Good news on my PC issues: I have mentioned on this site that watching videos being streamed would freeze up my PC and that I needed to download videos and watch them.
Summary: it was a virus. Here's more details.
Since 1998, I have had two computers, one a Win 98 and another an XP Pro. I have had the XP Pro for about 5 years now. (I got a new XP Pro around July, and am still migrating to it; should finish the migration this month. I configured this laptop myself and believe it is close to the best one could buy in July.)
I have had 2 virus attacks to each of those computers. All 4 of those attacks were successfully resolved using the same technique. Here are the steps:
I google the symptoms. This leads me to one or two Forums dedicated to virus removal. These forums have experts in computer security from all over the world offering free step by step guidance to people with infected computers. Each topic in the forum is dedicated to one individual's issue.
(The expert for my latest case lives in Finland!)
Usually, the first thing the experts have you do is to download and run a program called "hijackthis.exe". This was created and developed by an individual (in the 90s), but is now owned by TrendMicro, and is still available for free use by anybody.
Based on the log generated by hijackthis, they have you run some virus detection tool. In my latest case, I had run both Symantec and BitDefender on my own -- neither of them detected anything wrong with the computer! But, based on the symptoms and the report by hijackthis, the expert had me run Malwarebytes Anti-Malware (mbam) product. Mbam found the Trojans. I googled the names of the files mbam found, and did not get many hits, and did not get any hits from the major security software sites such as Symantec. So it is some rare Trojan, and I am glad Malwarebytes knew about it. (There could be other viruses not known to Malwarebytes but known to Symantec or to Bitdefender! Moral: running only one security tool is not sufficient.)
The expert would then have the user direct the detection tool to remove the bad things found. In my latest case, Malwarebytes was only partially successful in getting rid of the bad things!
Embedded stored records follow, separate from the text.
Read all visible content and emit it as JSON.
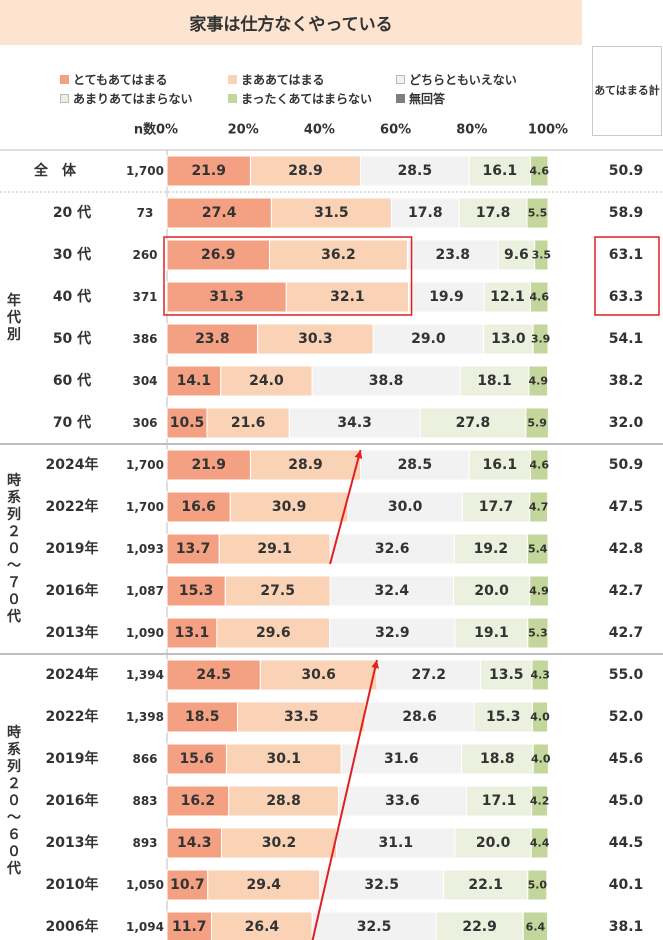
{
  "chart_data": {
    "type": "bar",
    "orientation": "horizontal",
    "stacked": "percent",
    "title": "家事は仕方なくやっている",
    "n_header": "n数",
    "sum_header": "あてはまる計",
    "x_ticks": [
      "0%",
      "20%",
      "40%",
      "60%",
      "80%",
      "100%"
    ],
    "xlim": [
      0,
      100
    ],
    "legend_placement": "top",
    "series": [
      {
        "name": "とてもあてはまる",
        "color": "#f4a183"
      },
      {
        "name": "まああてはまる",
        "color": "#fad3b6"
      },
      {
        "name": "どちらともいえない",
        "color": "#f2f2f2"
      },
      {
        "name": "あまりあてはまらない",
        "color": "#ebf1de"
      },
      {
        "name": "まったくあてはまらない",
        "color": "#c3d69b"
      },
      {
        "name": "無回答",
        "color": "#7f7f7f"
      }
    ],
    "groups": [
      {
        "label": "",
        "rows": [
          {
            "label": "全　体",
            "n": "1,700",
            "values": [
              21.9,
              28.9,
              28.5,
              16.1,
              4.6
            ],
            "sum": "50.9"
          }
        ]
      },
      {
        "label": "年代別",
        "rows": [
          {
            "label": "20 代",
            "n": "73",
            "values": [
              27.4,
              31.5,
              17.8,
              17.8,
              5.5
            ],
            "sum": "58.9"
          },
          {
            "label": "30 代",
            "n": "260",
            "values": [
              26.9,
              36.2,
              23.8,
              9.6,
              3.5
            ],
            "sum": "63.1"
          },
          {
            "label": "40 代",
            "n": "371",
            "values": [
              31.3,
              32.1,
              19.9,
              12.1,
              4.6
            ],
            "sum": "63.3"
          },
          {
            "label": "50 代",
            "n": "386",
            "values": [
              23.8,
              30.3,
              29.0,
              13.0,
              3.9
            ],
            "sum": "54.1"
          },
          {
            "label": "60 代",
            "n": "304",
            "values": [
              14.1,
              24.0,
              38.8,
              18.1,
              4.9
            ],
            "sum": "38.2"
          },
          {
            "label": "70 代",
            "n": "306",
            "values": [
              10.5,
              21.6,
              34.3,
              27.8,
              5.9
            ],
            "sum": "32.0"
          }
        ]
      },
      {
        "label": "時系列２０〜７０代",
        "rows": [
          {
            "label": "2024年",
            "n": "1,700",
            "values": [
              21.9,
              28.9,
              28.5,
              16.1,
              4.6
            ],
            "sum": "50.9"
          },
          {
            "label": "2022年",
            "n": "1,700",
            "values": [
              16.6,
              30.9,
              30.0,
              17.7,
              4.7
            ],
            "sum": "47.5"
          },
          {
            "label": "2019年",
            "n": "1,093",
            "values": [
              13.7,
              29.1,
              32.6,
              19.2,
              5.4
            ],
            "sum": "42.8"
          },
          {
            "label": "2016年",
            "n": "1,087",
            "values": [
              15.3,
              27.5,
              32.4,
              20.0,
              4.9
            ],
            "sum": "42.7"
          },
          {
            "label": "2013年",
            "n": "1,090",
            "values": [
              13.1,
              29.6,
              32.9,
              19.1,
              5.3
            ],
            "sum": "42.7"
          }
        ]
      },
      {
        "label": "時系列２０〜６０代",
        "rows": [
          {
            "label": "2024年",
            "n": "1,394",
            "values": [
              24.5,
              30.6,
              27.2,
              13.5,
              4.3
            ],
            "sum": "55.0"
          },
          {
            "label": "2022年",
            "n": "1,398",
            "values": [
              18.5,
              33.5,
              28.6,
              15.3,
              4.0
            ],
            "sum": "52.0"
          },
          {
            "label": "2019年",
            "n": "866",
            "values": [
              15.6,
              30.1,
              31.6,
              18.8,
              4.0
            ],
            "sum": "45.6"
          },
          {
            "label": "2016年",
            "n": "883",
            "values": [
              16.2,
              28.8,
              33.6,
              17.1,
              4.2
            ],
            "sum": "45.0"
          },
          {
            "label": "2013年",
            "n": "893",
            "values": [
              14.3,
              30.2,
              31.1,
              20.0,
              4.4
            ],
            "sum": "44.5"
          },
          {
            "label": "2010年",
            "n": "1,050",
            "values": [
              10.7,
              29.4,
              32.5,
              22.1,
              5.0
            ],
            "sum": "40.1"
          },
          {
            "label": "2006年",
            "n": "1,094",
            "values": [
              11.7,
              26.4,
              32.5,
              22.9,
              6.4
            ],
            "sum": "38.1"
          }
        ]
      }
    ],
    "annotations": {
      "highlight_color": "#e02020",
      "arrow_color": "#e02020"
    }
  }
}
So then the expert had me run another tool called the "Brute Force Uninstaller" -- this one got rid of the remaining bits left un-removed by mbam.
In this HFW Forum topic, I have mentioned a memory leak seen in Firefox. The Firefox "memory leak" issue still remains and people tell me it is common. And, since the clean-up of the PC, it is not affecting my user-experience. (It could be that most of the memory leak is caused by a non-standard plugin; I'll try disabling that plugin and see what happens.)